Atherosclerosis is a condition in which fatty material builds up across the walls of their arteries. Finally, this build-up contributes to hardening and narrowing of their blood vessels.
It’s a quiet and progressive disease which blocks the arteries over time. It’s this congestion that’s accountable for nearly all strokes, heart attacks, and peripheral vascular disease. Tasigna atherosclerosis is very famous but it has many side effects results in rupturing of tissue cells.
Atherosclerosis starts when elevated blood pressures, smoking and higher cholesterol levels damage the endothelial layer of blood vessels. It happens insidiously, without you knowing it. The cholesterol jolt gets bigger over time, finally reducing blood circulation in the blood vessels.

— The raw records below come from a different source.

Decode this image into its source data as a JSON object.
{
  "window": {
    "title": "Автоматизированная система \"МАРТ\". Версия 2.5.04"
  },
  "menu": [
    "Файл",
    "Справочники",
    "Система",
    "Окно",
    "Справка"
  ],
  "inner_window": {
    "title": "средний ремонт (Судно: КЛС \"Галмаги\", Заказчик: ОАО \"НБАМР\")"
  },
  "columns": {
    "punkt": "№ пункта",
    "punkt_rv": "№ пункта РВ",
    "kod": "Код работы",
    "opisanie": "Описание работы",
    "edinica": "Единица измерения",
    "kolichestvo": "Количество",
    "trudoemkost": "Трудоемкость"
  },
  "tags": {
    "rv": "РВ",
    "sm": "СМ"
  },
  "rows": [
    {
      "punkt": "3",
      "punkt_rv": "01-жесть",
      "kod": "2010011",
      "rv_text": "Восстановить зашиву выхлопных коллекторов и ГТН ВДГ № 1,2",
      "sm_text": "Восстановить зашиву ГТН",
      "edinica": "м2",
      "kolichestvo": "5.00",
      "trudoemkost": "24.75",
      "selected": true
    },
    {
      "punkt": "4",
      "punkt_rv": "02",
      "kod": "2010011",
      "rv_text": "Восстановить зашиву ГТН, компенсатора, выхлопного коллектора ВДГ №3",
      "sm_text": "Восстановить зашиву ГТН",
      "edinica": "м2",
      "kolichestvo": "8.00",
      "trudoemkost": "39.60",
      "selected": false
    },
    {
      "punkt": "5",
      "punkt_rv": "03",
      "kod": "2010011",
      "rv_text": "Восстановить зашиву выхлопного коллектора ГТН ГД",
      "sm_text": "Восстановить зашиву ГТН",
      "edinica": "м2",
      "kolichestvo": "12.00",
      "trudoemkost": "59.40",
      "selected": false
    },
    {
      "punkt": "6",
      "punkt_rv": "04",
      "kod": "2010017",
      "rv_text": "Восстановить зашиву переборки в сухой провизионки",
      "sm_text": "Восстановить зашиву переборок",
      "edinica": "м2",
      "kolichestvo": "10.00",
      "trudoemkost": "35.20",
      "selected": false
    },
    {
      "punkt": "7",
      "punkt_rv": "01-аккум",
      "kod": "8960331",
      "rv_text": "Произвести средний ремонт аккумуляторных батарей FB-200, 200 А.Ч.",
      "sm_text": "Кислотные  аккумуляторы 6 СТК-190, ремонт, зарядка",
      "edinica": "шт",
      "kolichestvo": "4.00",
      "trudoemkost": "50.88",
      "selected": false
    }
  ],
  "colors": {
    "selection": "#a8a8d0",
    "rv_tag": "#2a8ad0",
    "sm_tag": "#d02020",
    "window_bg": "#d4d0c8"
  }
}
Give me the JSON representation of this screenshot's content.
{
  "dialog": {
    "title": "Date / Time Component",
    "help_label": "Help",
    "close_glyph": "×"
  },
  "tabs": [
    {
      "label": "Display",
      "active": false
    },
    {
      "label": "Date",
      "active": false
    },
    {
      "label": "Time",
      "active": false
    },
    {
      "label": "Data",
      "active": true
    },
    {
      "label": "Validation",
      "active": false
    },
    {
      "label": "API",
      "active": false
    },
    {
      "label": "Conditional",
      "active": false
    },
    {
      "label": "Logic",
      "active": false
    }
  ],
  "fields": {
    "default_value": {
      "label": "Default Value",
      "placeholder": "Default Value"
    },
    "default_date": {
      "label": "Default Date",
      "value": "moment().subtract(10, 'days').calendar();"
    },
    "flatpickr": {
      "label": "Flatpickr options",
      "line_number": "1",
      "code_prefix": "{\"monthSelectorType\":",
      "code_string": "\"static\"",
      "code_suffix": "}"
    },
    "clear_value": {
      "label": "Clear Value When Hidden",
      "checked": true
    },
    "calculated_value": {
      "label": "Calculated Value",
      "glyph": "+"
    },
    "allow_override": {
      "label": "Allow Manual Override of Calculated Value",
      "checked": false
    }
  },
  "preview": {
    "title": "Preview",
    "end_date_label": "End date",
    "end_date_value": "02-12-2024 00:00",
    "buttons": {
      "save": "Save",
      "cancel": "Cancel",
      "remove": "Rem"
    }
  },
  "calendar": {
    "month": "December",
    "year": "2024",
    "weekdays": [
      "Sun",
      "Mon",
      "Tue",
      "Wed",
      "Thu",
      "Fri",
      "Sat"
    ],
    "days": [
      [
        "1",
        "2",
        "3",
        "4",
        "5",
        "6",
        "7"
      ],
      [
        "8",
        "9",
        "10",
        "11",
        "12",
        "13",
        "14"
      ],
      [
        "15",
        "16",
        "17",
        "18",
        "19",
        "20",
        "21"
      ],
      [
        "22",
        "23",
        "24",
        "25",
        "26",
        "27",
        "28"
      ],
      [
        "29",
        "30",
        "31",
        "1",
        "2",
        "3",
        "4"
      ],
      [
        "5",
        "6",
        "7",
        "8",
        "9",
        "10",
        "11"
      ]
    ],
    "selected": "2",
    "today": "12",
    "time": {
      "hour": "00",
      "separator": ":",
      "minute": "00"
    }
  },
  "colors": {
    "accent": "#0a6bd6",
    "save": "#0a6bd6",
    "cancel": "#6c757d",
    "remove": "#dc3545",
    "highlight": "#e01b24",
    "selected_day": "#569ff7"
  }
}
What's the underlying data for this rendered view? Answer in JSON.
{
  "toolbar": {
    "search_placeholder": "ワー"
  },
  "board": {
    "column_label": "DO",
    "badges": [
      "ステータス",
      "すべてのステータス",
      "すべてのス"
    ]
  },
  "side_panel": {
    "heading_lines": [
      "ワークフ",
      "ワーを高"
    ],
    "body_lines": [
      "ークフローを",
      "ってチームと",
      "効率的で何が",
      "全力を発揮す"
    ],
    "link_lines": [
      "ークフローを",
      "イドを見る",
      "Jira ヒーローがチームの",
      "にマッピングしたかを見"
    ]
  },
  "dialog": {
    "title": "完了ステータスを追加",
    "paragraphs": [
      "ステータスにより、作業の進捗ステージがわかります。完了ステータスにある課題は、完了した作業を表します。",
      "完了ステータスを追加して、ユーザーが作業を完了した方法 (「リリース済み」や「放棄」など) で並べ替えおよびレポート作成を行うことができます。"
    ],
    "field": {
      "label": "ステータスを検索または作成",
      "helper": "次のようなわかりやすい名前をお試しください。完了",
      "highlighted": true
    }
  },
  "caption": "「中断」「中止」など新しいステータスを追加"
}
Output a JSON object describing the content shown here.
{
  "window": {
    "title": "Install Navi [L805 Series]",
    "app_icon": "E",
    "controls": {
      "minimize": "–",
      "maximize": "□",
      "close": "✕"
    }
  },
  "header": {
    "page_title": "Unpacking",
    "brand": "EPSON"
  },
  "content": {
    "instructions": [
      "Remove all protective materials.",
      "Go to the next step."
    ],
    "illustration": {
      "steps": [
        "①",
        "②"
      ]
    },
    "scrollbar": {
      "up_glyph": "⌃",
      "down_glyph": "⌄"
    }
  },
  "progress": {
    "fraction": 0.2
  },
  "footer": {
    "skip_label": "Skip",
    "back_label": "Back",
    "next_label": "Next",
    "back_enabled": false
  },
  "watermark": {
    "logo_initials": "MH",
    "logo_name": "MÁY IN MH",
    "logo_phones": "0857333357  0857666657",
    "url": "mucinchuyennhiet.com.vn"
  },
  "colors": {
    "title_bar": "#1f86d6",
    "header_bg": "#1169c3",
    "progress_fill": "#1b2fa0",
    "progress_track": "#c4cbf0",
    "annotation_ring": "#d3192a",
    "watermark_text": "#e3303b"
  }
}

Another frequent situation is when the tender atheromatous plaque suddenly ruptures. This ends in a thrombus (blood clot) formation that rapidly blocks the vessel that is affected, resulting in the death of the cells supplied by it. This is what generally happens in a heart attack or stroke.
Atherosclerosis was proven to affect many organ systems, including the heart, brain, intestines, kidneys, and limbs. Atherosclerosis is also occasionally related to the weakening of the walls of blood vessels, causing the formation of aneurysms.
What are the Risk Factors for Atherosclerosis?
Risk factors for developing atherosclerosis include:
- High blood pressure
- Diabetes mellitus
- Increasing age
- Family background or coronary artery disorder
- Heavy alcohol ingestion
What are the Signs of Atherosclerosis?
Atherosclerosis may be present for several years without causing any symptoms, surfacing typically in middle-aged people and in the older. The type of symptoms experienced actually count in the area of the cells that are blocked.